If it's the former, I can't come up with a good reason, and I'm a college bio major so best o' luck to ye. Spiders, the paradigm comparison, still need to rely on either a web to catch the victim or strength to overpower it, because the thing doesn't die quickly enough. With that in mind, think of this from a hypothetical cat's perspective: you're already a very efficient hunter of small prey - if you catch it, it's as good as dead, venom or no - but a big animal like a deer or hippo can still quite easily kill you even if the venom acts in 15s, and in reality it would probably take days in that small a dose. Not much help in either case.

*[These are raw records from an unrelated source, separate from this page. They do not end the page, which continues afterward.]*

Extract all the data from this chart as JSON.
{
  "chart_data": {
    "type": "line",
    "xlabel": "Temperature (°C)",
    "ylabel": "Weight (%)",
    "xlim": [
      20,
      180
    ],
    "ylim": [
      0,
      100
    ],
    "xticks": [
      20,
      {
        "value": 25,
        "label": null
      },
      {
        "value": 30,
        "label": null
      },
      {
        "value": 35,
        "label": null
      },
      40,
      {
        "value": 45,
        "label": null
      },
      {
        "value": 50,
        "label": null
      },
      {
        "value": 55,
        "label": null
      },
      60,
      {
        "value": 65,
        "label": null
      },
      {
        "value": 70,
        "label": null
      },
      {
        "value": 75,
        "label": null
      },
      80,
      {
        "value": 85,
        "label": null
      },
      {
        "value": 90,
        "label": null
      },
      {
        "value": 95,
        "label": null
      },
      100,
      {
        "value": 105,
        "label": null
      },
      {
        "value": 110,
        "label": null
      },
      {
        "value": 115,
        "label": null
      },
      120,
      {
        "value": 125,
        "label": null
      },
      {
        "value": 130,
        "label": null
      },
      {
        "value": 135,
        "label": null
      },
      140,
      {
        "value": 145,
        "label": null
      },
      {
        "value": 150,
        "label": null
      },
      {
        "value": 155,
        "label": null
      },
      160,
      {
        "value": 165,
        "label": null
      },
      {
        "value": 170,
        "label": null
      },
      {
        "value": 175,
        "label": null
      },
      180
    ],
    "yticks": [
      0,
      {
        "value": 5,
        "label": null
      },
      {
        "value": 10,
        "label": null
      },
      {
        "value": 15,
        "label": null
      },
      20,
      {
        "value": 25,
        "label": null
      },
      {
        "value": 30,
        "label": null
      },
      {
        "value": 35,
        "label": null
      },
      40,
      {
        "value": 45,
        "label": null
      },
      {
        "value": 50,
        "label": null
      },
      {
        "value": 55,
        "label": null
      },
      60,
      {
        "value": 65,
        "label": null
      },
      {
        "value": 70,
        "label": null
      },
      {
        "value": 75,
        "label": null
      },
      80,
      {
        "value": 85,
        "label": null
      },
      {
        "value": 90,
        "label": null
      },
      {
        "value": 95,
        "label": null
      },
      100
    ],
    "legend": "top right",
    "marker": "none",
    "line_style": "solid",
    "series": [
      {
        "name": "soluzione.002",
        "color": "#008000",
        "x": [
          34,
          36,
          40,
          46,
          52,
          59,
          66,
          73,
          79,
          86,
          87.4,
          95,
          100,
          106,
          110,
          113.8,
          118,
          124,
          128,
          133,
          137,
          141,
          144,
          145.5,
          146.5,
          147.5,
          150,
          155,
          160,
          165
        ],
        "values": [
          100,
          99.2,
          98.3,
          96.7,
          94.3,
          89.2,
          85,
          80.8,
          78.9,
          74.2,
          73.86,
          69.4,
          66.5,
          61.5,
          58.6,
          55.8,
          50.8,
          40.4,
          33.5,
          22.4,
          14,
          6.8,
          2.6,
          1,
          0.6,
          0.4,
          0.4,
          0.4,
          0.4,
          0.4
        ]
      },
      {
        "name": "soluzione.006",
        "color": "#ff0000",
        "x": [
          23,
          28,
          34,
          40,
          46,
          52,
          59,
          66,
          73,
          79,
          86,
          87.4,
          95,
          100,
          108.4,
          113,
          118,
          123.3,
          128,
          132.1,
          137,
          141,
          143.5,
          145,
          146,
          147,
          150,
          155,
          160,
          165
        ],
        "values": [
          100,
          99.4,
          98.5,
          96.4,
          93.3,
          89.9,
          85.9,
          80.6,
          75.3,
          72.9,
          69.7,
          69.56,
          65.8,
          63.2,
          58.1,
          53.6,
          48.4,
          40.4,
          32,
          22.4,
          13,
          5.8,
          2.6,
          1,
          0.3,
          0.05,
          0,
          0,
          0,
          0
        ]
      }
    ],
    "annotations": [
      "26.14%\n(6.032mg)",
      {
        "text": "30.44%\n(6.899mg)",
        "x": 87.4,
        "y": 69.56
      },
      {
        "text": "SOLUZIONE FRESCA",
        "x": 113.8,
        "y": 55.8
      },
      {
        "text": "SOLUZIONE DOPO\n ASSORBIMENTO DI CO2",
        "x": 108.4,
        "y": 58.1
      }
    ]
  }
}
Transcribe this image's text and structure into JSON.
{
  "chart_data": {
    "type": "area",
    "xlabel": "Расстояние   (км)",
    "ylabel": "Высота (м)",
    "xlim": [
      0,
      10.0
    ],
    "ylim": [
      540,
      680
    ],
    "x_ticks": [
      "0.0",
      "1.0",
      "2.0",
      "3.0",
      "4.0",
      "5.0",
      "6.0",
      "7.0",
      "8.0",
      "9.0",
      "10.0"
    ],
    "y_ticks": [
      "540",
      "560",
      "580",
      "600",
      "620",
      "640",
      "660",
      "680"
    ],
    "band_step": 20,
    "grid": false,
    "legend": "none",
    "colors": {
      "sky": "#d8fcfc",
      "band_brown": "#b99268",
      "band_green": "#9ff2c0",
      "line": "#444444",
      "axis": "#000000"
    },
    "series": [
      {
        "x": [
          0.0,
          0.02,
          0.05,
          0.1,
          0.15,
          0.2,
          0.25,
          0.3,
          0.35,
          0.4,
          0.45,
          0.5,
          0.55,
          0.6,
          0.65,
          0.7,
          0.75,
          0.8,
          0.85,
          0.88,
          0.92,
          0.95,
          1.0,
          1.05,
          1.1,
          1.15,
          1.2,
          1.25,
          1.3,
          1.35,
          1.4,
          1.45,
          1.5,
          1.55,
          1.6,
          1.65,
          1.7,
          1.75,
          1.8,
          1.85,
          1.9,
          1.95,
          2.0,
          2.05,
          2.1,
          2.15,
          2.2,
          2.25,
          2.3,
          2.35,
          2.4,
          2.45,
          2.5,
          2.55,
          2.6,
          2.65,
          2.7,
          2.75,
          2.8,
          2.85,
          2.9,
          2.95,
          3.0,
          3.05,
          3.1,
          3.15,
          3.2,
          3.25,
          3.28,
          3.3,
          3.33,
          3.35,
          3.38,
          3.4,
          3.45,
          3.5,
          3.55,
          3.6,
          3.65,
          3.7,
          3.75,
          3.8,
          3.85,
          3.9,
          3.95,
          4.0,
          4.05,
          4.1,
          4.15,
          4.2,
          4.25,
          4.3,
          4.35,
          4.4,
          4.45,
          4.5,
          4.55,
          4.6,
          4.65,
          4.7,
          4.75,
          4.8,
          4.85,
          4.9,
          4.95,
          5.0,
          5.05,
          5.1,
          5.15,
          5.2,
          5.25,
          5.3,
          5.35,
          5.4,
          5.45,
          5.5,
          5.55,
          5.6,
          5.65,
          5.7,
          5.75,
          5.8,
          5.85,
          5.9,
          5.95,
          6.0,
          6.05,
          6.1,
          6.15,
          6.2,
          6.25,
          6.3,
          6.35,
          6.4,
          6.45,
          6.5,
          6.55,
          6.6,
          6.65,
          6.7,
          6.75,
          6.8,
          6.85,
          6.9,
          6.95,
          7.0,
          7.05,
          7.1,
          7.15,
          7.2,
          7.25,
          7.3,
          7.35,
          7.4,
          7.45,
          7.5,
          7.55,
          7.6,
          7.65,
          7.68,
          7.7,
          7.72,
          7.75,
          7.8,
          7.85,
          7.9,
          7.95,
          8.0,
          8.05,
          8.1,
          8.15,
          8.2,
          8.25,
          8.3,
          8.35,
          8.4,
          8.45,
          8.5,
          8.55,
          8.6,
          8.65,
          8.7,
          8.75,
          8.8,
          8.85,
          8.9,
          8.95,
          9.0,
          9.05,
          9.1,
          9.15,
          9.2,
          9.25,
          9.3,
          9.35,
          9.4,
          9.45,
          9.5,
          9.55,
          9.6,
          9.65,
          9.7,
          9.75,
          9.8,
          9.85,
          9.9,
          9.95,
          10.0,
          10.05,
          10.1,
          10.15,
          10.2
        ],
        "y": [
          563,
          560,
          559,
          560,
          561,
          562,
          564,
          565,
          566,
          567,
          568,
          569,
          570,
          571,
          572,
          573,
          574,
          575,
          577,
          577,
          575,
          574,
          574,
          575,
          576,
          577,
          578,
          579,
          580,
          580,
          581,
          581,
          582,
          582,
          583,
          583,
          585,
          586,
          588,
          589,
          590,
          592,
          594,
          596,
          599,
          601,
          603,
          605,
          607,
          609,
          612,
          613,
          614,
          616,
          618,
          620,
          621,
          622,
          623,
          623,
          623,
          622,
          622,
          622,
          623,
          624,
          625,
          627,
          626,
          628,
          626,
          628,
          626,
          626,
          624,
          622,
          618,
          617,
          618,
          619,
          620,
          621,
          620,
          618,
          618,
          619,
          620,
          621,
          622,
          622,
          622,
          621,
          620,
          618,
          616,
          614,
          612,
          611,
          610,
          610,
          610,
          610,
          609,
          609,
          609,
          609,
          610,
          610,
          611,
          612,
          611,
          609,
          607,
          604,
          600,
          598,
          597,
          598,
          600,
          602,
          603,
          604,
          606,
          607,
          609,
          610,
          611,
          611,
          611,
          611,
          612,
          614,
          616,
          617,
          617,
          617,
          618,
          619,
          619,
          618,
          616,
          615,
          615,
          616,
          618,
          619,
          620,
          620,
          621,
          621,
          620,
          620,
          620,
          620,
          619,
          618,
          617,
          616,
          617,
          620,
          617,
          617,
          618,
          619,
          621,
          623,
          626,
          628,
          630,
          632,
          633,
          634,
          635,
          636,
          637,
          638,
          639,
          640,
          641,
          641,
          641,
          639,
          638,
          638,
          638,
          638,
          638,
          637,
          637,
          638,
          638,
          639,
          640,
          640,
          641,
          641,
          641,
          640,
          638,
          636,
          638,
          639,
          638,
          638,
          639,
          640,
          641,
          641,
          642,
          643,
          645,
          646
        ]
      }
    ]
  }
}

As for writing, I already explained why venom makes no sense for offense.
As a defensive mechanism though, something that takes a little longer would make sense, especially if other large and aggressive predators existed. However, venom is still quite a stretch, because I would think that the venom-producing glands would have to evolve first, then the delivery method, and the former happening in a cat's legs sounds like a disadvantage for the cat - read: a self-eliminating trait in natural selection.
Rather than venom, change it to bacterial endospore that resides on the cat's claws. These bacteria would have a mutually beneficial symbiotic relationship with the cat: they gain a carrier that transmits them to other hosts, while the cat gains a potent weapon. The endospores are triggered by exposure to other animals but not the cat's own system. That makes quick death (<24hr) a bit farfetched - bacterial infection from spores usually takes longer to hit full swing - but by the virtually unlimited viability period of endospores would explain why the bacteria live on all of this species of cat, all the time for their entire lives, without dying off from lack of a host.
Whatever you decide to use, before you go ahead, ask yourself the following two questions:
Why would this come to exist? (you already are so good there)
Why would the cat not kill itself when it licks its claws or scratches off a scab?